The first 21th century Columbo movie is not among the best.
19 December 2008 | by (Groningen, The Netherlands) – See all my reviews

The Columbo series, starring Peter Falk in his famous role as Lt. Columbo, first started off in 1968 with the movie "Prescription: Murder". Five decades later the first 21th century Columbo movie got released. It's a known fact that all later Columbo movies are not as good- and lack the charm and simplicity of the earlier Columbo movies, from mostly the '70's. Unfortunately this movie also suffers from this.

Like basically every 'weaker' Columbo movie entry, the introduction takes far too long. The movie is only about 98 minutes short but it isn't until about halve an hour into the movie. It of course is only also after that, that Lt. Columbo first shows up.

It's extra disappointing that this movie isn't among the best Columbo entries since it got directed by Patrick McGoohan. He directed more Columbo movies, prior to this one and his movies always had a certain bit of extra style, which made the movies rise above the level of average. He also had some misses in his 'Columbo-directing career' though and this movie is among one of those misses.

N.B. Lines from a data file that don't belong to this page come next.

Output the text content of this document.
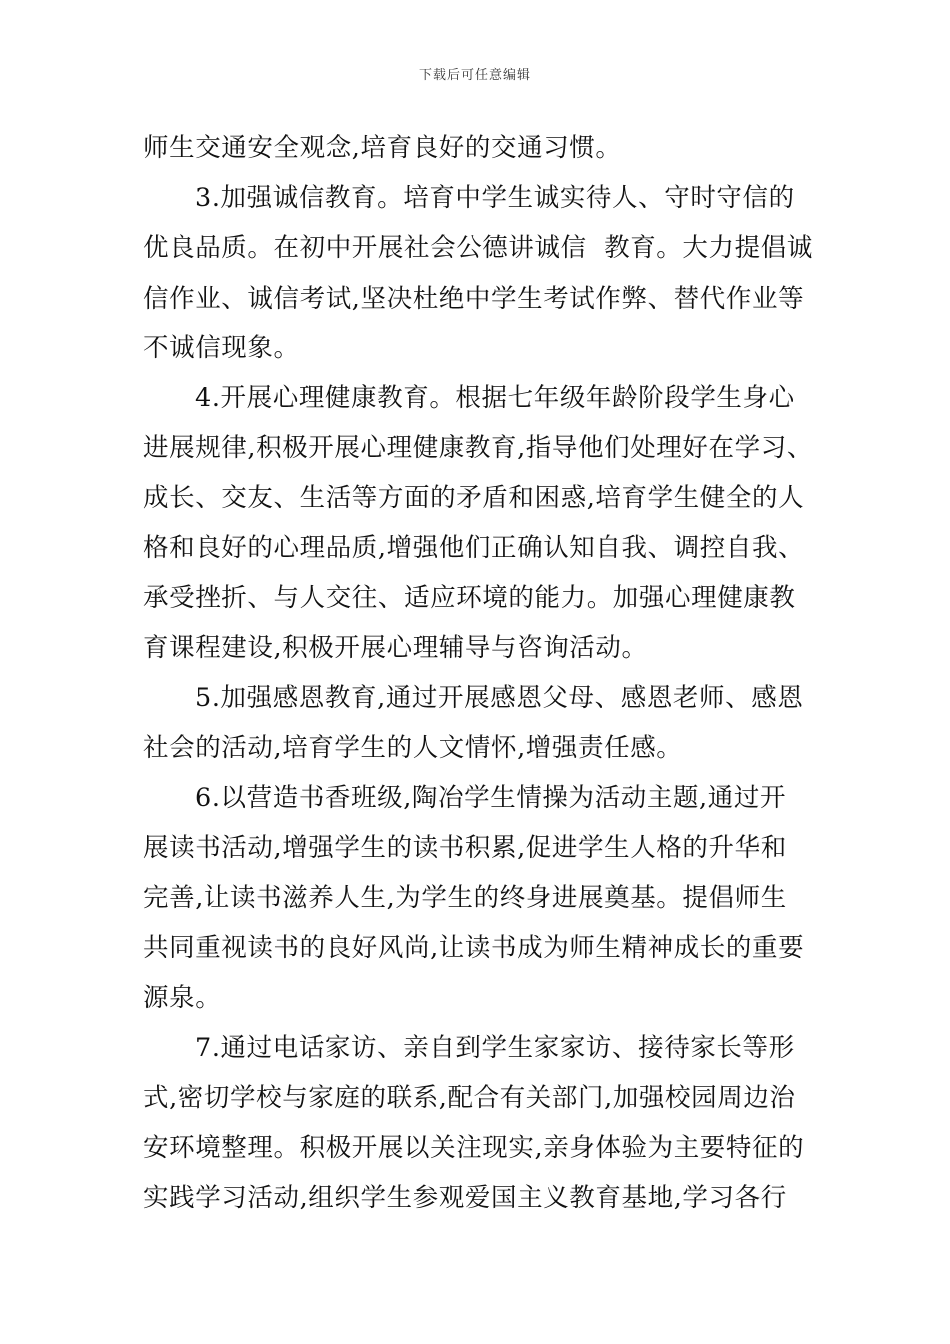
下载后可任意编辑
师生交通安全观念,培育良好的交通习惯。
3.加强诚信教育。培育中学生诚实待人、守时守信的
优良品质。在初中开展社会公德讲诚信  教育。大力提倡诚
信作业、诚信考试,坚决杜绝中学生考试作弊、替代作业等
不诚信现象。
4.开展心理健康教育。根据七年级年龄阶段学生身心
进展规律,积极开展心理健康教育,指导他们处理好在学习、
成长、交友、生活等方面的矛盾和困惑,培育学生健全的人
格和良好的心理品质,增强他们正确认知自我、调控自我、
承受挫折、与人交往、适应环境的能力。加强心理健康教
育课程建设,积极开展心理辅导与咨询活动。
5.加强感恩教育,通过开展感恩父母、感恩老师、感恩
社会的活动,培育学生的人文情怀,增强责任感。
6.以营造书香班级,陶冶学生情操为活动主题,通过开
展读书活动,增强学生的读书积累,促进学生人格的升华和
完善,让读书滋养人生,为学生的终身进展奠基。提倡师生
共同重视读书的良好风尚,让读书成为师生精神成长的重要
源泉。
7.通过电话家访、亲自到学生家家访、接待家长等形
式,密切学校与家庭的联系,配合有关部门,加强校园周边治
安环境整理。积极开展以关注现实,亲身体验为主要特征的
实践学习活动,组织学生参观爱国主义教育基地,学习各行
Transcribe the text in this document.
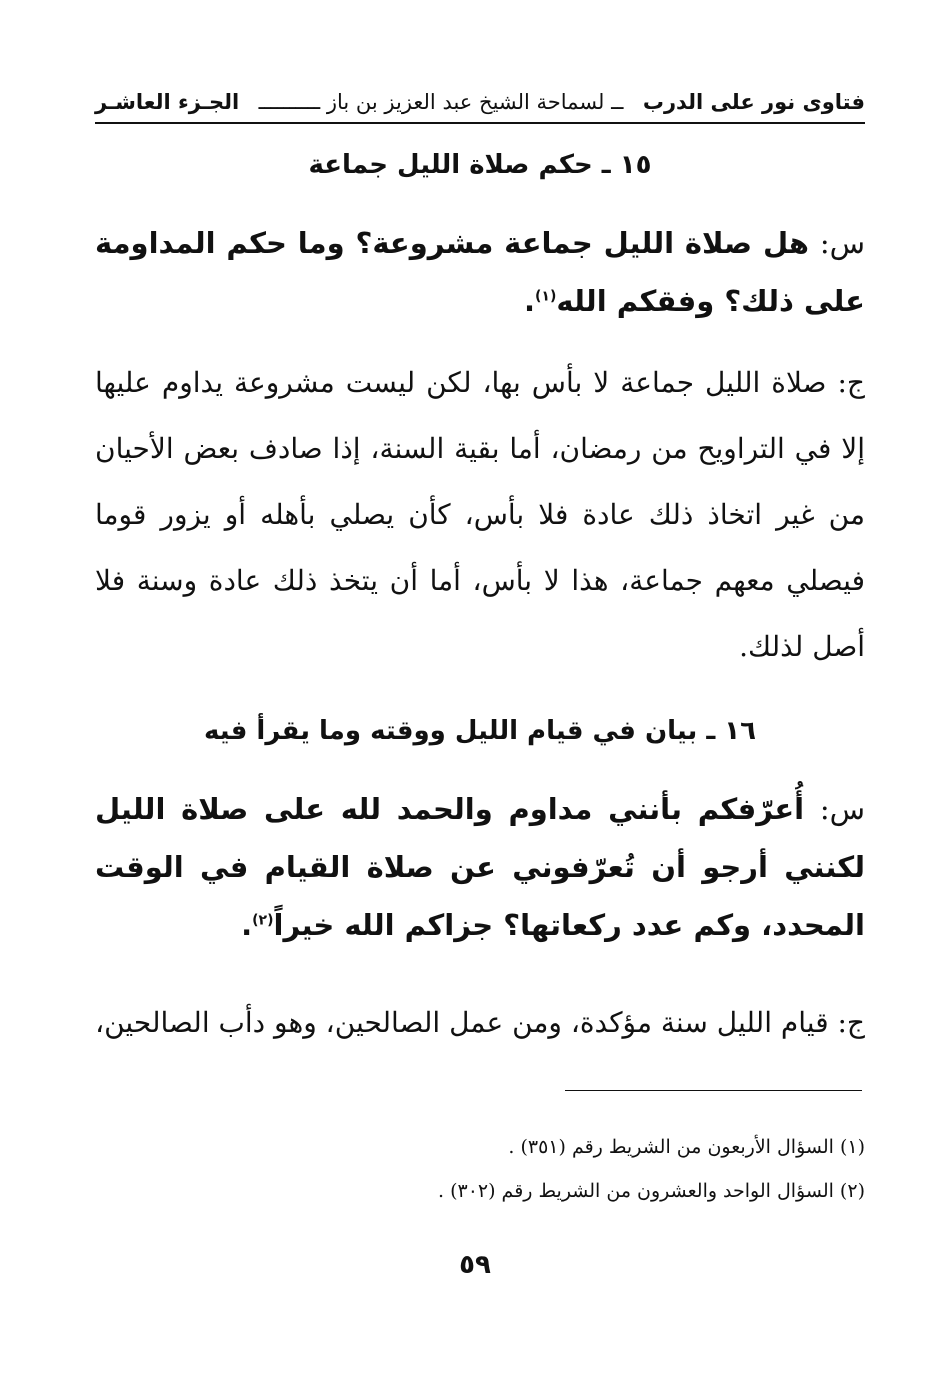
فتاوى نور على الدرب
ــ لسماحة الشيخ عبد العزيز بن باز ــــــــــ
الجـزء العاشـر
١٥ ـ حكم صلاة الليل جماعة

س: هل صلاة الليل جماعة مشروعة؟ وما حكم المداومة على ذلك؟ وفقكم الله$^{(١)}$.

ج: صلاة الليل جماعة لا بأس بها، لكن ليست مشروعة يداوم عليها إلا في التراويح من رمضان، أما بقية السنة، إذا صادف بعض الأحيان من غير اتخاذ ذلك عادة فلا بأس، كأن يصلي بأهله أو يزور قوما فيصلي معهم جماعة، هذا لا بأس، أما أن يتخذ ذلك عادة وسنة فلا أصل لذلك.

١٦ ـ بيان في قيام الليل ووقته وما يقرأ فيه

س: أُعرّفكم بأنني مداوم والحمد لله على صلاة الليل لكنني أرجو أن تُعرّفوني عن صلاة القيام في الوقت المحدد، وكم عدد ركعاتها؟ جزاكم الله خيراً$^{(٢)}$.

ج: قيام الليل سنة مؤكدة، ومن عمل الصالحين، وهو دأب الصالحين،

(١) السؤال الأربعون من الشريط رقم (٣٥١) .
(٢) السؤال الواحد والعشرون من الشريط رقم (٣٠٢) .
٥٩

Problem is that the story is really not that interesting. It really isn't a very exciting murder-mystery movie to watch. It's way too slowly progressing and besides, the reason why the murder gets committed seemed quite dodgy to me. Come on, why does he kill the boy? Was he really such a big treat to him or his career? He still had his reputation in his advantage after all. Why risk so much? It above all is also a quite poorly executed murder. It's done needlessly complicated and left for too many traces at the same time. That alone is also already a real accomplishment. Yet Lt. Columbo at first doesn't pay attention to the most obvious clues as well (the pieces of glass in the hand, the tox screen, etcetera). Seriously, that's not really Columbo style, now is it.

The movie is about a movie composer, so throughout the movie we see him conducting. It's however quite annoying to see that he's never conducting to the music we hear. I'm not even a musical person but you don't have to be a musical genius to see that his conducting and the music we hear don't mix with each other. This to me was quite annoying. It also was quite annoying to hear the actual music, that obviously come straight of the tape and wasn't being played by the orchestra we see on screen all the time. Sounds nitpicking but those things simply bothered me and also prevented me from taking the entire movie and story serious as a good and professionally made one.

Peter Falk is still in good form as Lt. Columbo in this movie, despite his age. He already was well in his 70's at the time of this production. A real good and clever police man would be enjoying his pension by then. Billy Connolly is also acting nicely but I think he deserved a better script to work with. He does his very best with his character but due to the story you just never get close enough to the character. Richard Riehle also appears in the movie again, who previously starred also in the other previous Patrick McGoohan directed Columbo movie "Columbo: Ashes to Ashes", in the same role.

Not a great 21th century Columbo-entry.